Try to read my messages and you will see that nowhere I suggested something link that.

Commodities can become currencies if they are put on the blockchain, so to speak, i.e. if they are used to back cryptos.
In fact, something like that exists already. They call them x-backed Stablecoins, where x is a commodity.

Certain commodities were currencies, for example gold. They called it Gold Standard and it worked well until the Central Banks took control of the financial system and imposed their fake money.
Gold can be a currency again as a gold-backed Stablecoin.

Commodity-backed Stablecoins are cryptos, I guess, that's why we can talk about them in a fiat vs. crypto thread.


It seems we didn't understand each other. You said that I'm considering fiat currencies at the point of collapse, my response was that they all have a point of collapse as they all had it in the past. If we compare it to bitcoin we'll see that many of them went through hyperinflation and died in less than 10 years from being released, which makes them much more volatile in general terms.
Ok.
We agree about fiat currency collapsing some day.
We disagree about which period we have to look at in order to consider the volatility of fiat currency: you look at the collapsing-period, I look at the normal-period.



Even if a commodity becomes a currency it still won't be fiat currency. In your own words, a commodity backed stablecoin is a cryptocurrency (which is something the community has yet to agree on), but if we talk about them here what are we going to compare them to in a crypto vs fiat thread? They aren't very volatile, so in these terms cryptos score even better.
You are right.
It is not clear what cryptocurrencies means.
There are those who don't think commodities-backed Stablecoins should be considered cryptocurrencies.
There are those who don't even think that Stablecoins altogether should be considered cryptocurrencies.
For me, cryptocurrencies are currencies (means of payment) that use blockchain, blockchain-based currencies.

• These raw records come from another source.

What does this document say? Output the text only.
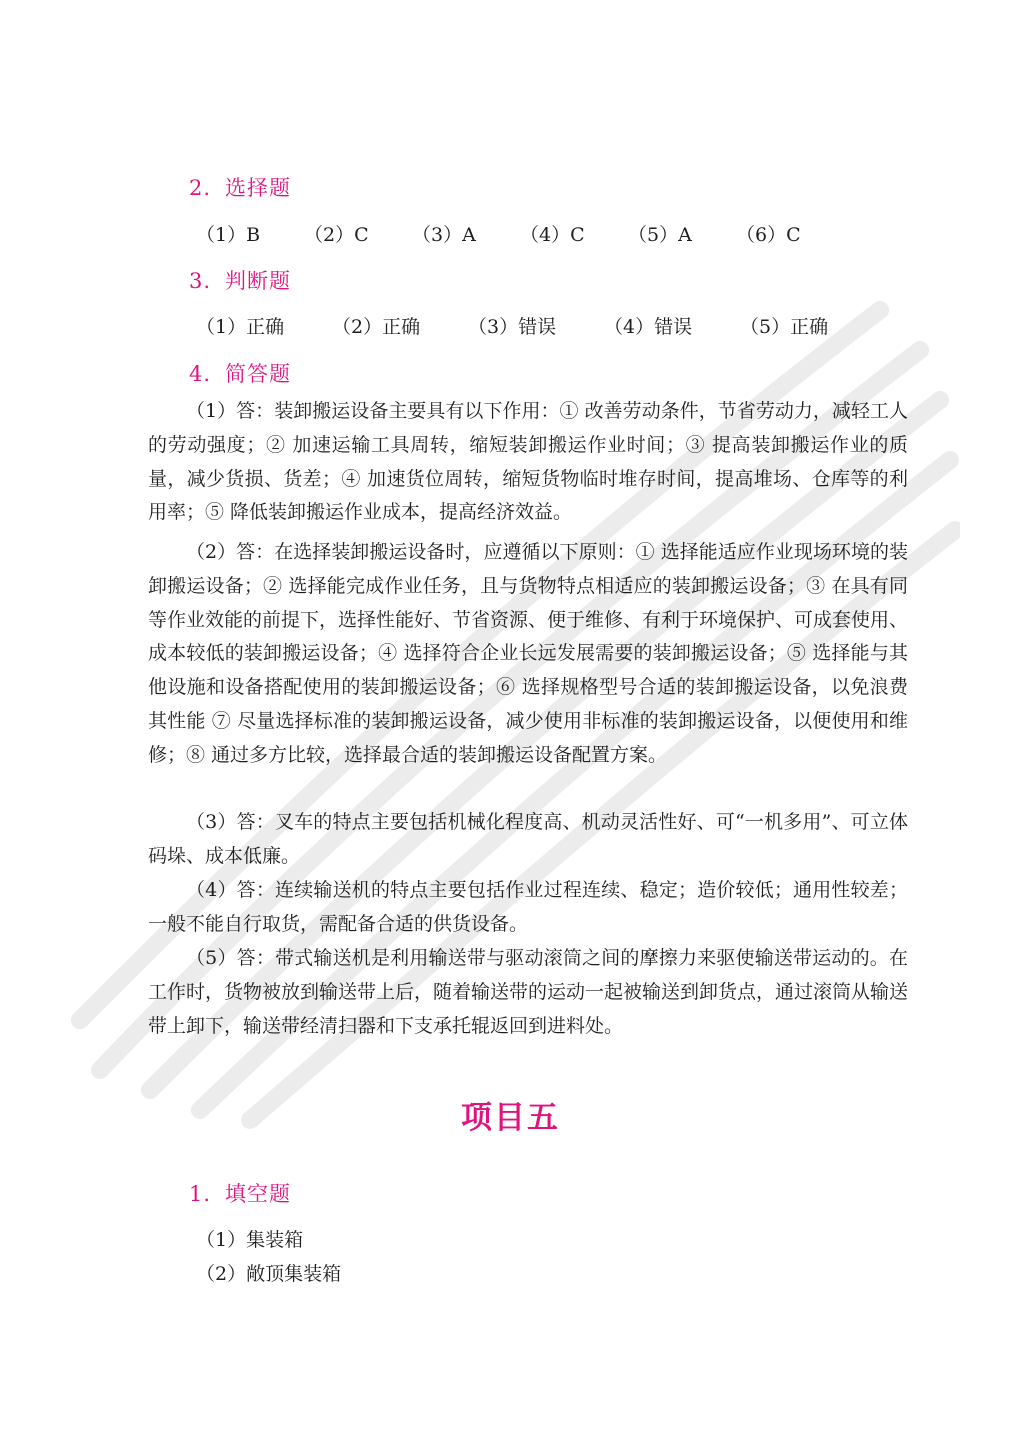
2. 选择题
（1）B （2）C （3）A （4）C （5）A （6）C
3. 判断题
（1）正确	（2）正确	（3）错误	（4）错误	（5）正确
4. 简答题

（1）答：装卸搬运设备主要具有以下作用：① 改善劳动条件，节省劳动力，减轻工人的劳动强度；② 加速运输工具周转，缩短装卸搬运作业时间；③ 提高装卸搬运作业的质量，减少货损、货差；④ 加速货位周转，缩短货物临时堆存时间，提高堆场、仓库等的利用率；⑤ 降低装卸搬运作业成本，提高经济效益。

（2）答：在选择装卸搬运设备时，应遵循以下原则：① 选择能适应作业现场环境的装卸搬运设备；② 选择能完成作业任务，且与货物特点相适应的装卸搬运设备；③ 在具有同等作业效能的前提下，选择性能好、节省资源、便于维修、有利于环境保护、可成套使用、成本较低的装卸搬运设备；④ 选择符合企业长远发展需要的装卸搬运设备；⑤ 选择能与其他设施和设备搭配使用的装卸搬运设备；⑥ 选择规格型号合适的装卸搬运设备，以免浪费其性能 ⑦ 尽量选择标准的装卸搬运设备，减少使用非标准的装卸搬运设备，以便使用和维修；⑧ 通过多方比较，选择最合适的装卸搬运设备配置方案。

（3）答：叉车的特点主要包括机械化程度高、机动灵活性好、可“一机多用”、可立体码垛、成本低廉。

（4）答：连续输送机的特点主要包括作业过程连续、稳定；造价较低；通用性较差；一般不能自行取货，需配备合适的供货设备。

（5）答：带式输送机是利用输送带与驱动滚筒之间的摩擦力来驱使输送带运动的。在工作时，货物被放到输送带上后，随着输送带的运动一起被输送到卸货点，通过滚筒从输送带上卸下，输送带经清扫器和下支承托辊返回到进料处。

项目五
1. 填空题
（1）集装箱
（2）敞顶集装箱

"They aren't very volatile, so in these terms cryptos score even better."
EXACTLY!!!  Smiley
That's the point!

"Fiat VS. Crypto, which is a more stable currency?"
As far as volatility is concerned... Cryptos!
Just use some commodity and back them up.
We don't need to look at collapsing scenarios, even in normal times cryptos are more stable than fiat.
Do you want to make cryptos win vs. fake money?
Back them up with gold.
Problem solved.
Cryptos win.
Smiley



Anyway, like you said it's a tricky question. As a fiat hater I took the obvious stance. The stability of fiat is fake, superficial, like that house that looks good on the outside but is ready to collapse and when it happens it's going to be quick and sudden.
I 100% agree.
The stability of fiat is fake.
People believe that fiat is stable because of those manipulated statistics about inflation rates.